I’m afraid I don’t know anything about the photon-photon interaction. Based on my understanding of physics photons should be unable to interact with other photons in free space, but the presence of additional particles might allow such interactions to occur without violating momentum or energy conservation.
I don’t know how much QED you’ve read, so hopefully this isn’t too basic for you but at the same time is at least partially comprehensible to those without such a background.
Here’s a lovely little article on the blueshiftng on the cosmic microwave background by “dark energy”:
Repulsive Astronomy: Strengthening the case for dark energy
I’ve already started writing up the patent on the obviously implied perpetual motion machine. It’s a good thing the USPTO doesn’t still ask for working models, the real thing will be ~100 million light years across 
You say this in jest, but it’s actually a rather interesting point. This is not an illusory gain in energy, but a real one. The energy given to the photons traversing concentrations of matter by the dark energy-driven acceleration of universal expansion is only an infinitesimal fraction of the energy given to the matter itself.
The ultimate source of this energy, in current theory, is the continuing collapse of whatever field or fields drive inflation. Most of this energy was released very early in the history of the universe; it is in fact what powered the Big Bang. Modern observations of dark energy could be explained if some utterly miniscule fraction of this energy remains unspent, and is slowly leaking out into the universe of matter through expansion driven by its internal pressure. Small as it is in comparison to the primeval fireball, this energy would be quite vast on modern cosmological scales. Moreover, I see no reason it could not in principle be tapped through mechanical means.

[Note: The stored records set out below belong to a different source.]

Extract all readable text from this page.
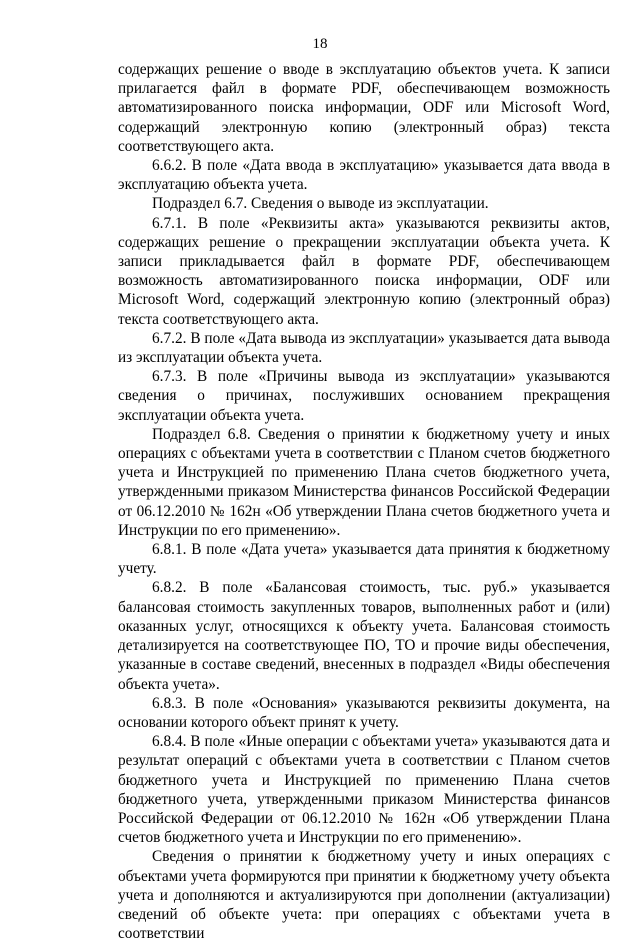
18

содержащих решение о вводе в эксплуатацию объектов учета. К записи прилагается файл в формате PDF, обеспечивающем возможность автоматизированного поиска информации, ODF или Microsoft Word, содержащий электронную копию (электронный образ) текста соответствующего акта.

6.6.2. В поле «Дата ввода в эксплуатацию» указывается дата ввода в эксплуатацию объекта учета.

Подраздел 6.7. Сведения о выводе из эксплуатации.

6.7.1. В поле «Реквизиты акта» указываются реквизиты актов, содержащих решение о прекращении эксплуатации объекта учета. К записи прикладывается файл в формате PDF, обеспечивающем возможность автоматизированного поиска информации, ODF или Microsoft Word, содержащий электронную копию (электронный образ) текста соответствующего акта.

6.7.2. В поле «Дата вывода из эксплуатации» указывается дата вывода из эксплуатации объекта учета.

6.7.3. В поле «Причины вывода из эксплуатации» указываются сведения о причинах, послуживших основанием прекращения эксплуатации объекта учета.

Подраздел 6.8. Сведения о принятии к бюджетному учету и иных операциях с объектами учета в соответствии с Планом счетов бюджетного учета и Инструкцией по применению Плана счетов бюджетного учета, утвержденными приказом Министерства финансов Российской Федерации от 06.12.2010 № 162н «Об утверждении Плана счетов бюджетного учета и Инструкции по его применению».

6.8.1. В поле «Дата учета» указывается дата принятия к бюджетному учету.

6.8.2. В поле «Балансовая стоимость, тыс. руб.» указывается балансовая стоимость закупленных товаров, выполненных работ и (или) оказанных услуг, относящихся к объекту учета. Балансовая стоимость детализируется на соответствующее ПО, ТО и прочие виды обеспечения, указанные в составе сведений, внесенных в подраздел «Виды обеспечения объекта учета».

6.8.3. В поле «Основания» указываются реквизиты документа, на основании которого объект принят к учету.

6.8.4. В поле «Иные операции с объектами учета» указываются дата и результат операций с объектами учета в соответствии с Планом счетов бюджетного учета и Инструкцией по применению Плана счетов бюджетного учета, утвержденными приказом Министерства финансов Российской Федерации от 06.12.2010 № 162н «Об утверждении Плана счетов бюджетного учета и Инструкции по его применению».

Сведения о принятии к бюджетному учету и иных операциях с объектами учета формируются при принятии к бюджетному учету объекта учета и дополняются и актуализируются при дополнении (актуализации) сведений об объекте учета: при операциях с объектами учета в соответствии
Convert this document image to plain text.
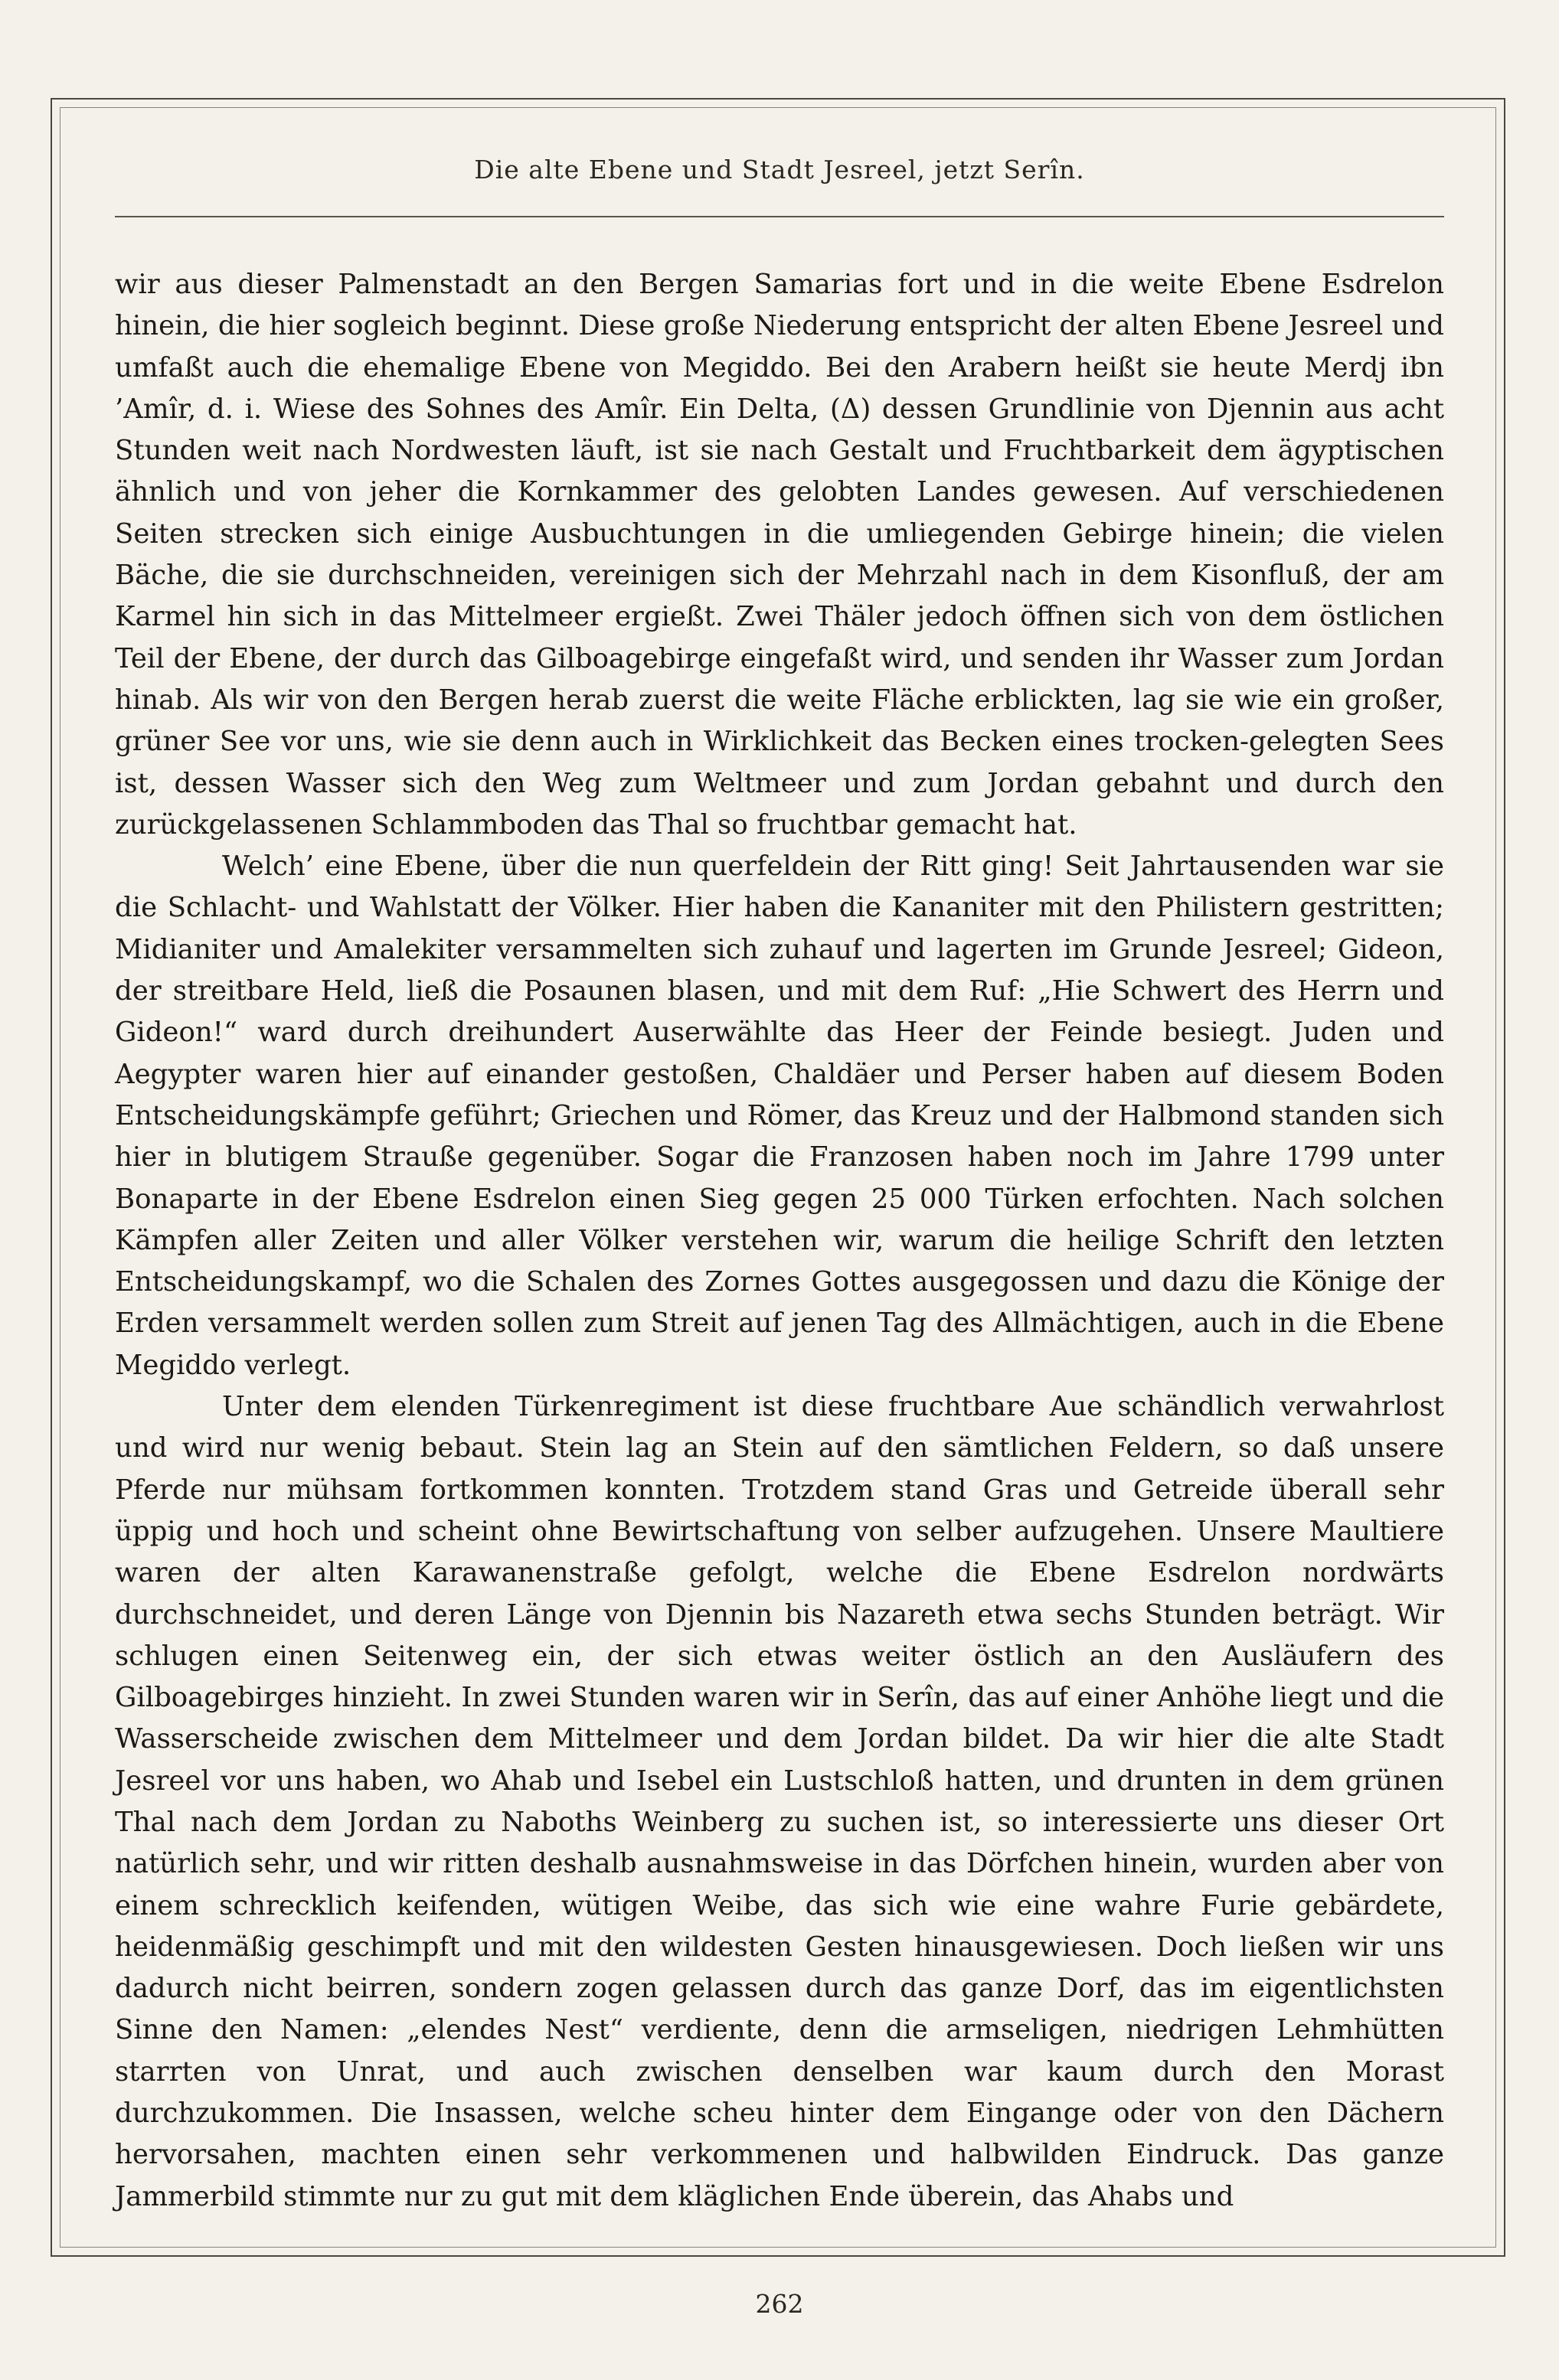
Die alte Ebene und Stadt Jesreel, jetzt Serîn.

wir aus dieser Palmenstadt an den Bergen Samarias fort und in die weite Ebene Esdrelon hinein, die hier sogleich beginnt. Diese große Niederung entspricht der alten Ebene Jesreel und umfaßt auch die ehemalige Ebene von Megiddo. Bei den Arabern heißt sie heute Merdj ibn ’Amîr, d. i. Wiese des Sohnes des Amîr. Ein Delta, (Δ) dessen Grundlinie von Djennin aus acht Stunden weit nach Nordwesten läuft, ist sie nach Gestalt und Fruchtbarkeit dem ägyptischen ähnlich und von jeher die Kornkammer des gelobten Landes gewesen. Auf verschiedenen Seiten strecken sich einige Ausbuchtungen in die umliegenden Gebirge hinein; die vielen Bäche, die sie durchschneiden, vereinigen sich der Mehrzahl nach in dem Kisonfluß, der am Karmel hin sich in das Mittelmeer ergießt. Zwei Thäler jedoch öffnen sich von dem östlichen Teil der Ebene, der durch das Gilboagebirge eingefaßt wird, und senden ihr Wasser zum Jordan hinab. Als wir von den Bergen herab zuerst die weite Fläche erblickten, lag sie wie ein großer, grüner See vor uns, wie sie denn auch in Wirklichkeit das Becken eines trocken-gelegten Sees ist, dessen Wasser sich den Weg zum Weltmeer und zum Jordan gebahnt und durch den zurückgelassenen Schlammboden das Thal so fruchtbar gemacht hat.

Welch’ eine Ebene, über die nun querfeldein der Ritt ging! Seit Jahrtausenden war sie die Schlacht- und Wahlstatt der Völker. Hier haben die Kananiter mit den Philistern gestritten; Midianiter und Amalekiter versammelten sich zuhauf und lagerten im Grunde Jesreel; Gideon, der streitbare Held, ließ die Posaunen blasen, und mit dem Ruf: „Hie Schwert des Herrn und Gideon!“ ward durch dreihundert Auserwählte das Heer der Feinde besiegt. Juden und Aegypter waren hier auf einander gestoßen, Chaldäer und Perser haben auf diesem Boden Entscheidungskämpfe geführt; Griechen und Römer, das Kreuz und der Halbmond standen sich hier in blutigem Strauße gegenüber. Sogar die Franzosen haben noch im Jahre 1799 unter Bonaparte in der Ebene Esdrelon einen Sieg gegen 25 000 Türken erfochten. Nach solchen Kämpfen aller Zeiten und aller Völker verstehen wir, warum die heilige Schrift den letzten Entscheidungskampf, wo die Schalen des Zornes Gottes ausgegossen und dazu die Könige der Erden versammelt werden sollen zum Streit auf jenen Tag des Allmächtigen, auch in die Ebene Megiddo verlegt.

Unter dem elenden Türkenregiment ist diese fruchtbare Aue schändlich verwahrlost und wird nur wenig bebaut. Stein lag an Stein auf den sämtlichen Feldern, so daß unsere Pferde nur mühsam fortkommen konnten. Trotzdem stand Gras und Getreide überall sehr üppig und hoch und scheint ohne Bewirtschaftung von selber aufzugehen. Unsere Maultiere waren der alten Karawanenstraße gefolgt, welche die Ebene Esdrelon nordwärts durchschneidet, und deren Länge von Djennin bis Nazareth etwa sechs Stunden beträgt. Wir schlugen einen Seitenweg ein, der sich etwas weiter östlich an den Ausläufern des Gilboagebirges hinzieht. In zwei Stunden waren wir in Serîn, das auf einer Anhöhe liegt und die Wasserscheide zwischen dem Mittelmeer und dem Jordan bildet. Da wir hier die alte Stadt Jesreel vor uns haben, wo Ahab und Isebel ein Lustschloß hatten, und drunten in dem grünen Thal nach dem Jordan zu Naboths Weinberg zu suchen ist, so interessierte uns dieser Ort natürlich sehr, und wir ritten deshalb ausnahmsweise in das Dörfchen hinein, wurden aber von einem schrecklich keifenden, wütigen Weibe, das sich wie eine wahre Furie gebärdete, heidenmäßig geschimpft und mit den wildesten Gesten hinausgewiesen. Doch ließen wir uns dadurch nicht beirren, sondern zogen gelassen durch das ganze Dorf, das im eigentlichsten Sinne den Namen: „elendes Nest“ verdiente, denn die armseligen, niedrigen Lehmhütten starrten von Unrat, und auch zwischen denselben war kaum durch den Morast durchzukommen. Die Insassen, welche scheu hinter dem Eingange oder von den Dächern hervorsahen, machten einen sehr verkommenen und halbwilden Eindruck. Das ganze Jammerbild stimmte nur zu gut mit dem kläglichen Ende überein, das Ahabs und

262
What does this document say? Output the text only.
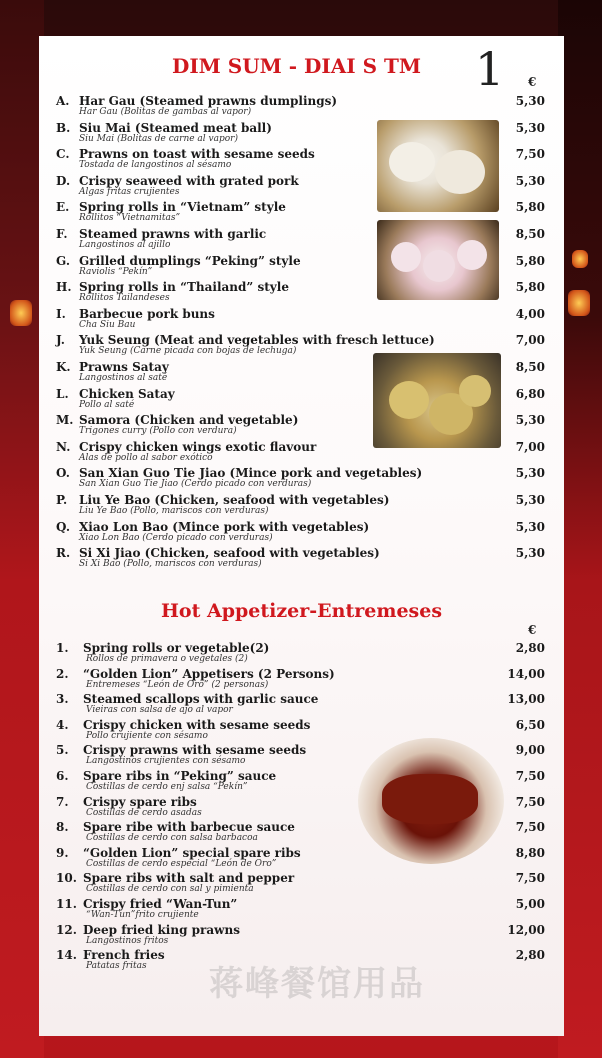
DIM SUM - DIAI S TM	1 €
A. Har Gau (Steamed prawns dumplings)
Har Gau (Bolitas de gambas al vapor)
5,30
B. Siu Mai (Steamed meat ball)
Siu Mai (Bolitas de carne al vapor)
5,30
C. Prawns on toast with sesame seeds
Tostada de langostinos al sésamo
7,50
D. Crispy seaweed with grated pork
Algas fritas crujientes
5,30
E. Spring rolls in “Vietnam” style
Rollitos “Vietnamitas”
5,80
F. Steamed prawns with garlic
Langostinos al ajillo
8,50
G. Grilled dumplings “Peking” style
Raviolis “Pekín”
5,80
H. Spring rolls in “Thailand” style
Rollitos Tailandeses
5,80
I. Barbecue pork buns
Cha Siu Bau
4,00
J. Yuk Seung (Meat and vegetables with fresch lettuce)
Yuk Seung (Carne picada con bojas de lechuga)
7,00
K. Prawns Satay
Langostinos al saté
8,50
L. Chicken Satay
Pollo al saté
6,80
M. Samora (Chicken and vegetable)
Trigones curry (Pollo con verdura)
5,30
N. Crispy chicken wings exotic flavour
Alas de pollo al sabor exótico
7,00
O. San Xian Guo Tie Jiao (Mince pork and vegetables)
San Xian Guo Tie Jiao (Cerdo picado con verduras)
5,30
P. Liu Ye Bao (Chicken, seafood with vegetables)
Liu Ye Bao (Pollo, mariscos con verduras)
5,30
Q. Xiao Lon Bao (Mince pork with vegetables)
Xiao Lon Bao (Cerdo picado con verduras)
5,30
R. Si Xi Jiao (Chicken, seafood with vegetables)
Si Xi Bao (Pollo, mariscos con verduras)
5,30
Hot Appetizer-Entremeses
€
1. Spring rolls or vegetable(2)
Rollos de primavera o vegetales (2)
2,80
2. “Golden Lion” Appetisers (2 Persons)
Entremeses “León de Oro” (2 personas)
14,00
3. Steamed scallops with garlic sauce
Vieiras con salsa de ajo al vapor
13,00
4. Crispy chicken with sesame seeds
Pollo crujiente con sésamo
6,50
5. Crispy prawns with sesame seeds
Langostinos crujientes con sésamo
9,00
6. Spare ribs in “Peking” sauce
Costillas de cerdo enj salsa “Pekín”
7,50
7. Crispy spare ribs
Costillas de cerdo asadas
7,50
8. Spare ribe with barbecue sauce
Costillas de cerdo con salsa barbacoa
7,50
9. “Golden Lion” special spare ribs
Costillas de cerdo especial “León de Oro”
8,80
10. Spare ribs with salt and pepper
Costillas de cerdo con sal y pimienta
7,50
11. Crispy fried “Wan-Tun”
“Wan-Tun”frito crujiente
5,00
12. Deep fried king prawns
Langostinos fritos
12,00
14. French fries
Patatas fritas
2,80
蒋峰餐馆用品
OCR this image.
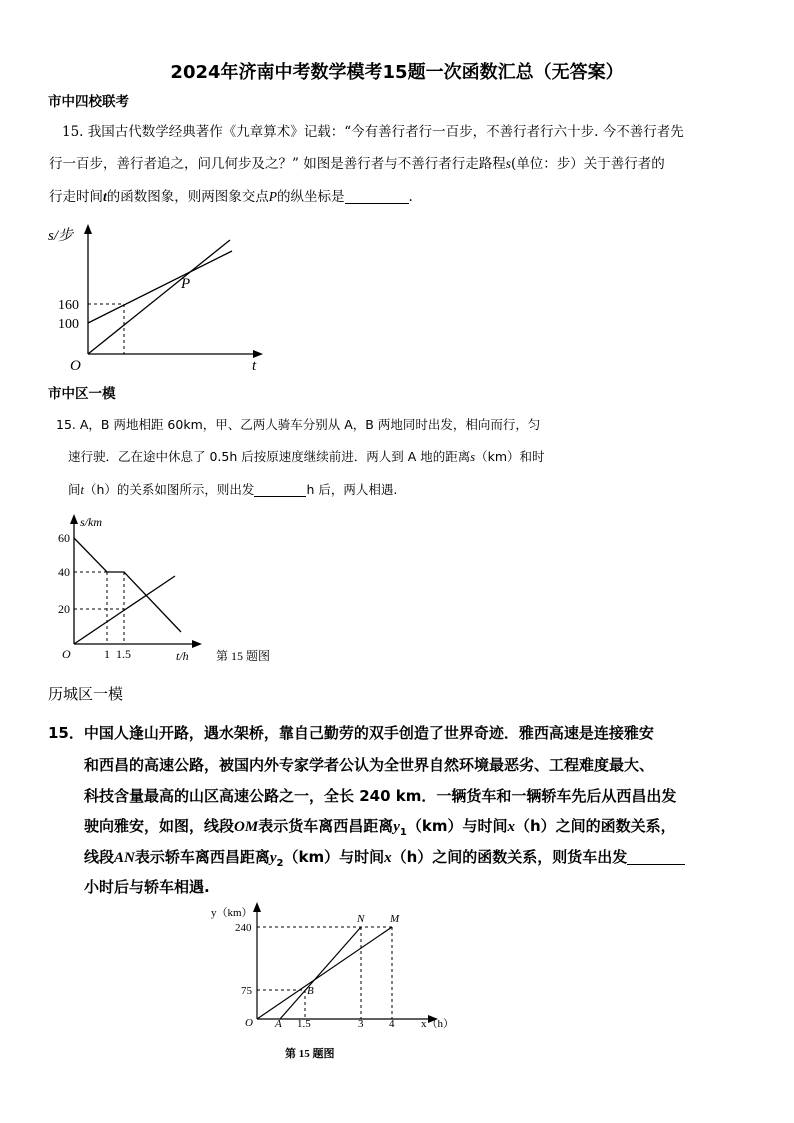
2024年济南中考数学模考15题一次函数汇总（无答案）
市中四校联考
15. 我国古代数学经典著作《九章算术》记载：“今有善行者行一百步，不善行者行六十步. 今不善行者先
行一百步，善行者追之，问几何步及之？” 如图是善行者与不善行者行走路程s(单位：步）关于善行者的
行走时间t的函数图象，则两图象交点P的纵坐标是	.
s/步
t
O
160
100
P
市中区一模
15. A，B 两地相距 60km，甲、乙两人骑车分别从 A，B 两地同时出发，相向而行，匀
速行驶．乙在途中休息了 0.5h 后按原速度继续前进．两人到 A 地的距离s（km）和时
间t（h）的关系如图所示，则出发	h 后，两人相遇.
s/km
t/h
O
60
40
20
1 1.5	第 15 题图
历城区一模
15．中国人逢山开路，遇水架桥，靠自己勤劳的双手创造了世界奇迹．雅西高速是连接雅安
和西昌的高速公路，被国内外专家学者公认为全世界自然环境最恶劣、工程难度最大、
科技含量最高的山区高速公路之一，全长 240 km．一辆货车和一辆轿车先后从西昌出发
驶向雅安，如图，线段OM表示货车离西昌距离$y_1(km)$与时间x（h）之间的函数关系，
线段AN表示轿车离西昌距离$y_2(km)$与时间x（h）之间的函数关系，则货车出发
小时后与轿车相遇.
y（km）
x（h）
O
240
75
1.5	3 4
A
B
N M
第 15 题图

Engineering difficulties present themselves; to produce useful quantities of power a device might need to be millions of light-years across, as you suggest. Nonetheless, this is a potential power source that would remain long after all the stars have burnt themselves to cinders. It might be of interest to our distant descendants.
Thanks JS Princeton et al.
Here I thought the photon was the easier-to-understand twin of the wave-particle duality. Maybe it is, but whoaaa, we’re a long way from itty-bitty billiard balls, eh?
So photons DO have a diameter, and are not just points? OK then, what’s the diameter?
I knew LIGHT could be polarized. I own a pair of sunglasses. So you’re saying that one individual photon can be polarized? (Hmmm, I now recall that those “Bell” experiments had to do with polarized photon pairs…but that’s not a single photon, in a sense.)
The words “very rare photon-photon interaction” come either from the pre-senile Arthur C. Clark or the pre-dead Isaac Asimov.
I gather, then, that bending light in a prism has to do with “biasing” the directions of successive re-emissions.
And now there’s this thing about photons gaining and losing energy. But energy equates to mass. Photons, however, have no rest mass, so it seems like gaining energy would by like multiplying a zero by something…
Well, obviously I’ve got to study photons with a bit more seriousness of purpose. At least I know now that these things are a little tricky.
The polarization of a photon is equivalent to the direction of it’s spin anglar momentum.
photons do have energy which they can gain or lose they just don’t have any rest mass.